Many of the prisoners were played by serving soldiers.

==Production==
Locations included the ex-naval prisoner of war camp Marlag, near Westertimke, which had remained largely intact after the end of the war the previous year, and Aston Rowant railway station.

==Reception==

=== Box office ===
According to trade papers, the film was a "notable box office attraction" at the British box office in 1946.

The Washington Post said it was the fourth biggest hit at the British box office in 1946 after The Wicked Lady, The Bells of St Marys and Piccadilly Incident. According to Kine Weekly the "biggest winner" at the box office in 1946 Britain was The Wicked Lady, with The Captive Heart being a "runner up".

=== Critical ===
The Monthly Film Bulletin wrote: "The Captive Heart is a moving, sincere and often beautifully directed picture and should take its place among our more exceptional war films, if only for its finest moment, the return of Corporal Horsfall to his wife.

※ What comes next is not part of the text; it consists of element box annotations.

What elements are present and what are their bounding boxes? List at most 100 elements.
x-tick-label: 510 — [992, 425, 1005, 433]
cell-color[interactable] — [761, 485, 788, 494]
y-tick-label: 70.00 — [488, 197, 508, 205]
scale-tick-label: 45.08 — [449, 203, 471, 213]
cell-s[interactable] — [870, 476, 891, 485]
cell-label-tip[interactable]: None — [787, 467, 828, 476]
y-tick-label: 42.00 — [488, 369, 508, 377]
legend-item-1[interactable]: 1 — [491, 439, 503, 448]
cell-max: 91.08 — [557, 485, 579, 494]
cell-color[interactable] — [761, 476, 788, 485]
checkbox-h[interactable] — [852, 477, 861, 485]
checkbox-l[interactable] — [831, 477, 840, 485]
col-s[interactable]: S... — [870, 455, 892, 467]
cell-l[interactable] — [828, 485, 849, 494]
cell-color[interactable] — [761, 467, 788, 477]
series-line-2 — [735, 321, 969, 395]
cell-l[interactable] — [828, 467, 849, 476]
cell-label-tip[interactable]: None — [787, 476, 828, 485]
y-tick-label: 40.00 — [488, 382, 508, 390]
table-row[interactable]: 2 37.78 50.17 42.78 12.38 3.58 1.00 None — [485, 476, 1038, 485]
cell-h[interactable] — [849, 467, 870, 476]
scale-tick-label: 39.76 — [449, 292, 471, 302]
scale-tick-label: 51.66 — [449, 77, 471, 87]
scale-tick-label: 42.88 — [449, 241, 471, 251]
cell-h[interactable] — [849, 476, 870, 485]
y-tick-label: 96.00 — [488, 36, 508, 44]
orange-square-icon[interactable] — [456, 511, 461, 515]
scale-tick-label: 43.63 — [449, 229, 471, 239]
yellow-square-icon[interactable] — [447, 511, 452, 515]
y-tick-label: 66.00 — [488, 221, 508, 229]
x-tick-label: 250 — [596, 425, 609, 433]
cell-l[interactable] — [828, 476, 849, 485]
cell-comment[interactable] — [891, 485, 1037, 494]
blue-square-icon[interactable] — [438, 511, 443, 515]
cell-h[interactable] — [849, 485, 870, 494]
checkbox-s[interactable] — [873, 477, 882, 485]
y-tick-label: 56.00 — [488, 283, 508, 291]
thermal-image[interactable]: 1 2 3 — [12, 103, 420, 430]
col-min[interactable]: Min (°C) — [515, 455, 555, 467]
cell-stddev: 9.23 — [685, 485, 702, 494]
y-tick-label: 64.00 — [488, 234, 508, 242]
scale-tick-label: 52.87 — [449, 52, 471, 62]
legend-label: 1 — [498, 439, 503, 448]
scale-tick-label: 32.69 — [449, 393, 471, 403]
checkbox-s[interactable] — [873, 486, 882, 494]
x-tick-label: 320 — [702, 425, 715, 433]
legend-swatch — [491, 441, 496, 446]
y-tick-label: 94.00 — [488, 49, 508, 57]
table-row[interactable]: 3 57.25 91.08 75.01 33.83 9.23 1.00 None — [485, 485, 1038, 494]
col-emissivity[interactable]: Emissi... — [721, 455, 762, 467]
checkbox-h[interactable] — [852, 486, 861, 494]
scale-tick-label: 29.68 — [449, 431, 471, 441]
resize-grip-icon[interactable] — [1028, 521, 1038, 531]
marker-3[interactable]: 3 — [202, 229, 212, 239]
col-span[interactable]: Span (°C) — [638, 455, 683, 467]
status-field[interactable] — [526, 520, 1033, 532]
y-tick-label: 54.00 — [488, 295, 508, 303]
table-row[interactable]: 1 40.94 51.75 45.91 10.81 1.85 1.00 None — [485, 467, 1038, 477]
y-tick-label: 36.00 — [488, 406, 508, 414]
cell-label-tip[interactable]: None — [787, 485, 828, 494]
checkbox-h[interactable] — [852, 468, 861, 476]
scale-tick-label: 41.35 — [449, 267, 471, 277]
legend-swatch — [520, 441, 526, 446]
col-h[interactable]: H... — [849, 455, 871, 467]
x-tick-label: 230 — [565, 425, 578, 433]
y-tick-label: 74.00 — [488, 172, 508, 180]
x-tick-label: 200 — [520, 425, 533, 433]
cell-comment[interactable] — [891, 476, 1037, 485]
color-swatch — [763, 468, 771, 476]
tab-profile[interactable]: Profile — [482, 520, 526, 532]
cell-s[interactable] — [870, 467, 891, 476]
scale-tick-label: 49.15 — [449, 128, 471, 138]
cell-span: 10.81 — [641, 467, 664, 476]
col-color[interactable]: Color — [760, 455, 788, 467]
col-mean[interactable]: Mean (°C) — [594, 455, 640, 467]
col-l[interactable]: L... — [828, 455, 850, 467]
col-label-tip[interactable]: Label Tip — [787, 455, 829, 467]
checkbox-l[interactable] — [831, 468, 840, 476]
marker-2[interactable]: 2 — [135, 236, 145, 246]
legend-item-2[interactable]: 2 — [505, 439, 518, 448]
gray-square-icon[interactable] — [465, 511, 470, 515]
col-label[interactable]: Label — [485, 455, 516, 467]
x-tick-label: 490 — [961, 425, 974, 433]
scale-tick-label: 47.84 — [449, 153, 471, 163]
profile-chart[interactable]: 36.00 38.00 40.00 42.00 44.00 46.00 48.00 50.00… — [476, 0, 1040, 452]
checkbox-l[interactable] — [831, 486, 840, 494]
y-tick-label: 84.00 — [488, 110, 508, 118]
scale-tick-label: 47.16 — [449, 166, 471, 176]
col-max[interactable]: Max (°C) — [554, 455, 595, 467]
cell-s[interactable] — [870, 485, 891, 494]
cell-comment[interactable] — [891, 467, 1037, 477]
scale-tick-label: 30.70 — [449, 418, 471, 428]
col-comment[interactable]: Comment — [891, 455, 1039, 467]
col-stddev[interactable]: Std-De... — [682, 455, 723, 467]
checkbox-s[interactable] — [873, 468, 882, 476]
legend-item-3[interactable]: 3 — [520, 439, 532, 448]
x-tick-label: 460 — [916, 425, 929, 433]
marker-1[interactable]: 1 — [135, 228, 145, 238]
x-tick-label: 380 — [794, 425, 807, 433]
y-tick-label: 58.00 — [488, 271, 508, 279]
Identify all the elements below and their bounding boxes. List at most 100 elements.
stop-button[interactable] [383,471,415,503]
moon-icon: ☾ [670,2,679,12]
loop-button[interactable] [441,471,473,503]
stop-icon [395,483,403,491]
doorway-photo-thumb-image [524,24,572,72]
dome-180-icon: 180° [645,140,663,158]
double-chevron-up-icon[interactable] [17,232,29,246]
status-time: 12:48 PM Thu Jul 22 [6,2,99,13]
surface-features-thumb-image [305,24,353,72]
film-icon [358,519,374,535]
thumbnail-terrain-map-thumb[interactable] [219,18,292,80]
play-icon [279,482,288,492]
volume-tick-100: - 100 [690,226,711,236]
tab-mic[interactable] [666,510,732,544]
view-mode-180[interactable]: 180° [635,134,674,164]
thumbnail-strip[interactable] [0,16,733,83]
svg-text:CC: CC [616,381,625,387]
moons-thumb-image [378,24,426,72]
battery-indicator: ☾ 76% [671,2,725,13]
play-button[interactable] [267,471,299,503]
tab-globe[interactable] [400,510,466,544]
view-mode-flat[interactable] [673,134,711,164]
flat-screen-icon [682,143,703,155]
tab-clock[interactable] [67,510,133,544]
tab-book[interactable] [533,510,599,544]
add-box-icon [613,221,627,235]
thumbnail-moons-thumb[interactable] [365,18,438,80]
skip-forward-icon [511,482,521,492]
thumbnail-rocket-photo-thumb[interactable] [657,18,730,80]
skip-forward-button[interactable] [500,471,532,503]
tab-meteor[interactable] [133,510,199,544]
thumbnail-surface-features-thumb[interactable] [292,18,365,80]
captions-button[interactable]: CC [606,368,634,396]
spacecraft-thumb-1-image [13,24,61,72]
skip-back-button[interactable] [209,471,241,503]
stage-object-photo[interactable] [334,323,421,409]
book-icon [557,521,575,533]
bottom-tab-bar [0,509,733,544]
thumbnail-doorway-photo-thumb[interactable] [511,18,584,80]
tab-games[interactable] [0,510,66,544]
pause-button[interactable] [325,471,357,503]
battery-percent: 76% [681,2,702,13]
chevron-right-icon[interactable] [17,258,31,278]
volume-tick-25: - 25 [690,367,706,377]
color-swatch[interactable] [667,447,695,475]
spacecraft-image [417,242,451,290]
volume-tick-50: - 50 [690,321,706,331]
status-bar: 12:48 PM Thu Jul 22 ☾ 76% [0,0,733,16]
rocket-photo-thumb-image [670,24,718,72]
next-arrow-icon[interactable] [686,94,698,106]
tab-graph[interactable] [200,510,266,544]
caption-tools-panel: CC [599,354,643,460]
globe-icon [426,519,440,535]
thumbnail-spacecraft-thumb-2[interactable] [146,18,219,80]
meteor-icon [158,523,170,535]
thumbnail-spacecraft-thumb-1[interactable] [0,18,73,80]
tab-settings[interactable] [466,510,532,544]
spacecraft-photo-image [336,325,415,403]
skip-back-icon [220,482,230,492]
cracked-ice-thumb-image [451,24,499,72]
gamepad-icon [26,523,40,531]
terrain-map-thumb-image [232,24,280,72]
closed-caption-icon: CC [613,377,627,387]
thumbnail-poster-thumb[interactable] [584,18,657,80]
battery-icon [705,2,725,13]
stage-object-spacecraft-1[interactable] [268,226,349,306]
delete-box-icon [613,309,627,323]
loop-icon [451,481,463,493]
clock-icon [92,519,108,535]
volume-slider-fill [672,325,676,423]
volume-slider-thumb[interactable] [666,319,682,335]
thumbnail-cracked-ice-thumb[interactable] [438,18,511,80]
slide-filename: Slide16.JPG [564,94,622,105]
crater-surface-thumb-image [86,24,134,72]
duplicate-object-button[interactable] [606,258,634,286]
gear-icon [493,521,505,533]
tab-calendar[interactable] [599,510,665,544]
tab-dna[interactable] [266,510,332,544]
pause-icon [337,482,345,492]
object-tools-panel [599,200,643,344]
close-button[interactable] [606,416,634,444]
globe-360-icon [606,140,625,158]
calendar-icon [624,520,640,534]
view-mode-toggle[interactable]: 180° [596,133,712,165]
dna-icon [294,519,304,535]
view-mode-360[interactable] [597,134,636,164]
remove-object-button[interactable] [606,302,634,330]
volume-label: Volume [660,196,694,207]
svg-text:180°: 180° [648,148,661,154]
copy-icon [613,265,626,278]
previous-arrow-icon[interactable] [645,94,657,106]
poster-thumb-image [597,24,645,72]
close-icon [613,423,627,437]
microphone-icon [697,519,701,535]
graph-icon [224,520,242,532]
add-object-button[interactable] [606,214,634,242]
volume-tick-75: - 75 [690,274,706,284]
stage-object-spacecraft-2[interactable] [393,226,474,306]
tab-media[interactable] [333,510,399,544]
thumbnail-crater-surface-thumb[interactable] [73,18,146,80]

The excellent music by Alan Rawsthorne endorses the policy of using the finest of our younger composers for the scoring of our more important films. Great trouble has been taken to authenticate the details of camp life, and Guy Morgan, a journalist who was himself a prisoner in Marlag Milag Nord, collaborated in the writing of the screenplay. The Unit was assisted by the B.A.O.R. in making the large-scale camp scenes, for which there can be nothing but praise."

Kine Weekly wrote: "Intensely moving melodrama built on the courage and good fellowship of a group of soldiers captured by the Germans in 1940. ... Human, authentic, thrilling and cleverly written story, subtle feminine angle and box-office cast."

Picture Show wrote: "This is a moving and dramatic story of a group of prisoners of war, captured in 1940. Their experiences, their memories, and behaviour give us a fine imprestion of the magnificent spirit and humour that buoys them up in separation and suffering. It is dominated by Michael Redgrave's brilliantly sensitive porayal of a Czech officer who assumes the identity of a dead British officer. The well-chosen cast are all excellent, and the direction is intelligent."